As renowned family psychologist Dr. Terri Apter explains, “When couples are under extreme stress, they often fail to see that their partner is also under extreme stress, leading to a zero-sum game where one person’s need cancels out the other’s.” This situation highlights a critical breakdown in shared load recognition, specifically regarding the invisible labor of infant care.
The OP is effectively working a near 24-hour shift, broken into two primary blocks: night feedings (hourly interruptions) and daytime sole management of the older child and the infant, punctuated only by her 3.5-hour afternoon nap. While the husband works a fixed schedule, the OP’s schedule is dictated entirely by the infant’s medical needs. His desire for relaxation time (8:00 PM to 9:30 PM) is understandable, but his dismissal of her critical afternoon sleep requirement demonstrates a failure to account for the disproportionate physical burden she carries, especially at night. His refusal of a nanny or becoming a stay-at-home father indicates an unwillingness to explore external solutions, placing the entire burden of adaptation onto the OP’s existing, precarious schedule.

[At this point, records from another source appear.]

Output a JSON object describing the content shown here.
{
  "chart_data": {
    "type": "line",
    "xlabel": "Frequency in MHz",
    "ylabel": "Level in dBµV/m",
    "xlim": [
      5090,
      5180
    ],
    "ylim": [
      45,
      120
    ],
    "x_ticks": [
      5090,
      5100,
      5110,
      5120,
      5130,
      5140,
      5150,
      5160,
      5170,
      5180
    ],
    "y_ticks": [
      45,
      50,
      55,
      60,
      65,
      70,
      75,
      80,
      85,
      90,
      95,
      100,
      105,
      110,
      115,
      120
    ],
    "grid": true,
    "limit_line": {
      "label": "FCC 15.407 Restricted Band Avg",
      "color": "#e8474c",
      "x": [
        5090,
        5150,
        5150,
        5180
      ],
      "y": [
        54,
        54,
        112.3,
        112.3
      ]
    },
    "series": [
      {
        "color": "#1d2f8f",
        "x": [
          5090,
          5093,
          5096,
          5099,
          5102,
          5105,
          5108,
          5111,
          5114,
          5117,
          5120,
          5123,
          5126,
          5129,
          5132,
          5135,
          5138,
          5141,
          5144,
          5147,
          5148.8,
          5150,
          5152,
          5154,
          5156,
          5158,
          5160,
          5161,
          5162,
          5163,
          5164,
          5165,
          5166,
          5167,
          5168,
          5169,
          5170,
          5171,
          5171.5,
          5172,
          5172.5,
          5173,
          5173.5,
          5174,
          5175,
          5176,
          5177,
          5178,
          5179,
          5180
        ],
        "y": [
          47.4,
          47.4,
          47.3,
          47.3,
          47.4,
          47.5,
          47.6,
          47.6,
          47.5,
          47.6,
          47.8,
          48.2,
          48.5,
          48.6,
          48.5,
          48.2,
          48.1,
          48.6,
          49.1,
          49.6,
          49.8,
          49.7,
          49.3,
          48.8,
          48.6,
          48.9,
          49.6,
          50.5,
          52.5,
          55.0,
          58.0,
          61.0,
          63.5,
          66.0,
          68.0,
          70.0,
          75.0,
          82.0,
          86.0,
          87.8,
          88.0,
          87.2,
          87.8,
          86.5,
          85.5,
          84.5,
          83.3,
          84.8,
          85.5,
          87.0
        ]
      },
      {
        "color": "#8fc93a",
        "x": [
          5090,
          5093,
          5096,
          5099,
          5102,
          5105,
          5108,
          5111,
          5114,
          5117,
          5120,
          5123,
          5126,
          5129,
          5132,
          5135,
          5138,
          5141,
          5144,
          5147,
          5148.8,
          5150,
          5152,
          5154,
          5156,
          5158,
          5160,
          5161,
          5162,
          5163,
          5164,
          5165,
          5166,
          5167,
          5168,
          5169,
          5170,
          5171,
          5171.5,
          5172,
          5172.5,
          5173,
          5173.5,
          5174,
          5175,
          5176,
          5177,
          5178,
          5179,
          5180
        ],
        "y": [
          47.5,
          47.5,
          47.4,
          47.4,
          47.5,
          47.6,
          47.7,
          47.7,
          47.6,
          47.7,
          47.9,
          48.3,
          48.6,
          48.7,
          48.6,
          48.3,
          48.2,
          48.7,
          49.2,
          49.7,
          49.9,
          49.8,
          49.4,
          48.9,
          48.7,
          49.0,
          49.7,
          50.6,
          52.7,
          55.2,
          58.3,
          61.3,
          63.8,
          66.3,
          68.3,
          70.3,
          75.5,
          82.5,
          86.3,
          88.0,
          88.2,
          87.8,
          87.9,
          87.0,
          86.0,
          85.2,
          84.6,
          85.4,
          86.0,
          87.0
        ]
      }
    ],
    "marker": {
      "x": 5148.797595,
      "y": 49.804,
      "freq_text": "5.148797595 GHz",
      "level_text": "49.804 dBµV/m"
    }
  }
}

The OP’s action of prioritizing her sleep during this medically necessary period was appropriate for self-preservation. The constructive recommendation is for the couple to formally map out the total hours each partner is ‘on duty’ versus ‘off duty.’ They must then negotiate for designated, protected rest time for both parties, potentially involving the husband sacrificing some evening relaxation time until the infant’s condition stabilizes, or finding a temporary, flexible solution for a few hours of backup support, even if it is not a full-time nanny.
THIS STORY SHOOK THE INTERNET – AND REDDITORS DIDN’T HOLD BACK.



























The original poster (OP) is managing severe sleep deprivation due to the intensive care required for her three-month-old son’s health condition, relying heavily on a specific afternoon nap schedule to function. Her husband, however, is demanding a change to this arrangement, feeling overburdened by childcare during the afternoon while she rests, which directly conflicts with the OP’s essential need for consolidated rest.
Given the temporary but intense nature of the infant’s needs, is the husband’s expectation for immediate relief from afternoon childcare reasonable when the OP’s scheduled nap is the only substantial sleep she receives? Or should the husband prioritize supporting the current, necessary care schedule, even if it means sacrificing his personal decompression time immediately after work?